From: Rodrigo Vivi <rodrigo.vivi@intel.com>
To: Alan Previn <alan.previn.teres.alexis@intel.com>
Cc: intel-gfx@lists.freedesktop.org, dri-devel@lists.freedesktop.org
Subject: Re: [Intel-gfx] [PATCH v1 3/3] drm/i915/gt: Timeout when waiting for idle in suspending
Date: Mon, 7 Aug 2023 13:56:55 -0400 [thread overview]
Message-ID: <ZNEwZzp6KPEwEpsv@intel.com> (raw)

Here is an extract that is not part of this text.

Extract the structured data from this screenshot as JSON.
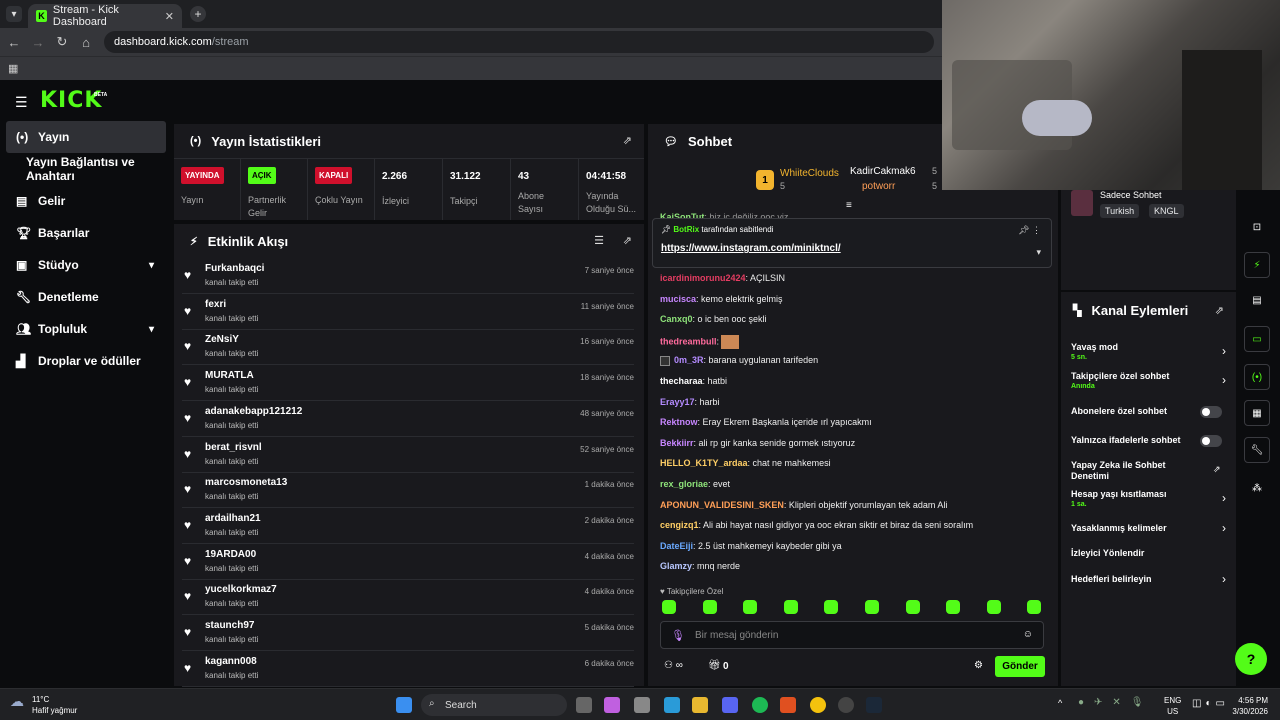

In-Reply-To: <20230802233501.17074-4-alan.previn.teres.alexis@intel.com>
On Wed, Aug 02, 2023 at 04:35:01PM -0700, Alan Previn wrote:
> When suspending, add a timeout when calling
> intel_gt_pm_wait_for_idle else if we have a lost
> G2H event that holds a wakeref (which would be
> indicating of a bug elsewhere in the driver), we
> get to complete the suspend-resume cycle, albeit
> without all the lower power hw counters hitting
> its targets, instead of hanging in the kernel.
>
> Signed-off-by: Alan Previn <alan.previn.teres.alexis@intel.com>
> ---
> drivers/gpu/drm/i915/gt/intel_engine_cs.c | 2 +-
> drivers/gpu/drm/i915/gt/intel_gt_pm.c | 7 ++++++-
> drivers/gpu/drm/i915/gt/intel_gt_pm.h | 7 ++++++-
> drivers/gpu/drm/i915/intel_wakeref.c | 14 ++++++++++----
> drivers/gpu/drm/i915/intel_wakeref.h | 5 +++--
> 5 files changed, 26 insertions(+), 9 deletions(-)
>
> diff --git a/drivers/gpu/drm/i915/gt/intel_engine_cs.c b/drivers/gpu/drm/i915/gt/intel_engine_cs.c
> index ee15486fed0d..090438eb8682 100644
> --- a/drivers/gpu/drm/i915/gt/intel_engine_cs.c
> +++ b/drivers/gpu/drm/i915/gt/intel_engine_cs.c
> @@ -688,7 +688,7 @@ void intel_engines_release(struct intel_gt *gt)
> if (!engine->release)
> continue;
>
> - intel_wakeref_wait_for_idle(&engine->wakeref);
> + intel_wakeref_wait_for_idle(&engine->wakeref, 0);
> GEM_BUG_ON(intel_engine_pm_is_awake(engine));
>
> engine->release(engine);
> diff --git a/drivers/gpu/drm/i915/gt/intel_gt_pm.c b/drivers/gpu/drm/i915/gt/intel_gt_pm.c
> index 3162d859ed68..dfe77eb3efd1 100644
> --- a/drivers/gpu/drm/i915/gt/intel_gt_pm.c
> +++ b/drivers/gpu/drm/i915/gt/intel_gt_pm.c
> @@ -289,6 +289,8 @@ int intel_gt_resume(struct intel_gt *gt)
>
> static void wait_for_suspend(struct intel_gt *gt)
> {
> + int timeout_ms = CONFIG_DRM_I915_MAX_REQUEST_BUSYWAIT ? : 10000;
> +
> if (!intel_gt_pm_is_awake(gt)) {
> intel_uc_suspend_prepare(>->uc);
> return;
> @@ -305,7 +307,10 @@ static void wait_for_suspend(struct intel_gt *gt)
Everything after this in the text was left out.